The Science of Sea Lice

ByABC News
May 23, 2001, 2:43 PM

May 29 -- They have no brains, no blood and are made up of nearly 99 percent water, but they still pack quite a sting.

That's what ocean swimmers, particularly off the Florida coast, are prone to discover this summer through July. Lifeguards stationed at beaches across the Sunshine State have been hoisting blue flags as a warning in a season that marine safety officials describe as particularly "itchy."

"It's been pretty bad this year," says Rob Caldwell of the marine safety department at Florida's Lantana Beach, describing this season's incidences of what many call sea bather's eruption or sea lice. "People are getting stung all over the place."

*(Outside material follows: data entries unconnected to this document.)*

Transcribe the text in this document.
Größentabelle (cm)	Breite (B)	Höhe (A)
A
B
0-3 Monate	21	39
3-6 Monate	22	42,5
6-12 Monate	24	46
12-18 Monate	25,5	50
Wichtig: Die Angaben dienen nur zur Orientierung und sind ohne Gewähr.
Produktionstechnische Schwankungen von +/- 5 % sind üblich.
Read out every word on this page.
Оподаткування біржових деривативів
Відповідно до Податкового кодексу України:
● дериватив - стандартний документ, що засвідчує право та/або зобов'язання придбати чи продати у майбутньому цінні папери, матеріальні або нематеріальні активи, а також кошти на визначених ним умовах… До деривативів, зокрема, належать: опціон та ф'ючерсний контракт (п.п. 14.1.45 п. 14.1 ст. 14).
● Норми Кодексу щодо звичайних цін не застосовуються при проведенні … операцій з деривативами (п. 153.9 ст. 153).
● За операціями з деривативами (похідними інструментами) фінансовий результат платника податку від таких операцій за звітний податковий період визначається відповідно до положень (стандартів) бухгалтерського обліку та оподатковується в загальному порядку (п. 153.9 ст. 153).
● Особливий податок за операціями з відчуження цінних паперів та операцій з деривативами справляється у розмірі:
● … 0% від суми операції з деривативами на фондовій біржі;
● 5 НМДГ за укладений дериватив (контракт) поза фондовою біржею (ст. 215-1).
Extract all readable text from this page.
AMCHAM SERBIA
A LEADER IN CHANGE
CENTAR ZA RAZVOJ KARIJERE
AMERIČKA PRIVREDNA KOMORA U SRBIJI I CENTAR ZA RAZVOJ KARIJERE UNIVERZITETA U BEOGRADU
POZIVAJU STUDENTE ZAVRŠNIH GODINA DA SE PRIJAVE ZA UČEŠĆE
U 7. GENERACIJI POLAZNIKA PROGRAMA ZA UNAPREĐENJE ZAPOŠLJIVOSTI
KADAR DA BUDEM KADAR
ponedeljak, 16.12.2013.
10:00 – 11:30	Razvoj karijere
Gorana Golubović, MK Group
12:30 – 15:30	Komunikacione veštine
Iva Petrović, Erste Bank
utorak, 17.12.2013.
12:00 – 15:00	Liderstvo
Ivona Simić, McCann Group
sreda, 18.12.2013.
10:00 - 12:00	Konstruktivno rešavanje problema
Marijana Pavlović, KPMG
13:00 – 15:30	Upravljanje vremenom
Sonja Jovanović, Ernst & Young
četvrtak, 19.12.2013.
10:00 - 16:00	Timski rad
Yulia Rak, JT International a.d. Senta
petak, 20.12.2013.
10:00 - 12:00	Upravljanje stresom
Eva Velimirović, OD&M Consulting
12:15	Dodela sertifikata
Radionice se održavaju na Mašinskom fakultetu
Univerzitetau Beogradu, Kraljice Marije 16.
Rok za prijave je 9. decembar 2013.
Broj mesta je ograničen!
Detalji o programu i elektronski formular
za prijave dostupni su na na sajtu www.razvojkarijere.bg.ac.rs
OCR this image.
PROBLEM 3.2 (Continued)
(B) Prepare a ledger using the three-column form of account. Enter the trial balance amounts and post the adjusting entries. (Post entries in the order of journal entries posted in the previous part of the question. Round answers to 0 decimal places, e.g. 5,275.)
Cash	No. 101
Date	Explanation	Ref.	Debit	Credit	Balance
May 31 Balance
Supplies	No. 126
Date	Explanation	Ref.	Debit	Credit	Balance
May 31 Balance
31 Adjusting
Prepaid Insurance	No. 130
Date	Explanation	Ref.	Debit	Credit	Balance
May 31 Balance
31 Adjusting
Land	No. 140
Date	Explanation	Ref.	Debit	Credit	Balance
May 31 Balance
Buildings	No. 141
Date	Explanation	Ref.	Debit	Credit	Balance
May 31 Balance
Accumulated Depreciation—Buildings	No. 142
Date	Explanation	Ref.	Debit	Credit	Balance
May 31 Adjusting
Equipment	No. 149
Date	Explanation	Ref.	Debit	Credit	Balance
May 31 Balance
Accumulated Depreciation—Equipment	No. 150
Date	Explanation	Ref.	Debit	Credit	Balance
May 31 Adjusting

Unsuspecting swimmers who pass through an invisible swarm of thimble jellyfish larvae often end up with a nasty, itchy, acne-like rash, usually in the most awkward spots where their bathing suits cling to their bodies.

Scientists believe the stinging larvae can infest warm coastal waters such as in Florida or the Caribbean, particularly when water temperatures read between 76 and 82 degrees Fahrenheit.

Just last week Ray McAllister, a retired marine biologist with Florida Atlantic University, narrowly missed an unpleasant brush with the larvae while diving near Palm Beach County.

"A lady I was with got an awful rash around the straps of her bikini," he says. "I wasn't stung at all must be they don't like 78-year-old skin."

Swim Naked

Experts say the best way to avoid the thimble jellyfish's sting is to listen to reports and don't go in the water if they're expected. Others suggest wearing a waterproof moisturizer such as zinc oxide or thick layers of Vaseline to block the stings. Israeli researchers have also developed a lotion that, they say, borrows from mechanisms found in the clown fish and can prevent jellyfish stings.

Another option (if it is an option) is to swim naked. As the rule goes: No suit, no sting.

"They usually only sting when they get caught between you and your swimsuit and they get squished," explains Doug Allen, a jellyfish expert at the National Aquarium in Baltimore. "That's when their matecysts, the cells that act as stingers, fire off."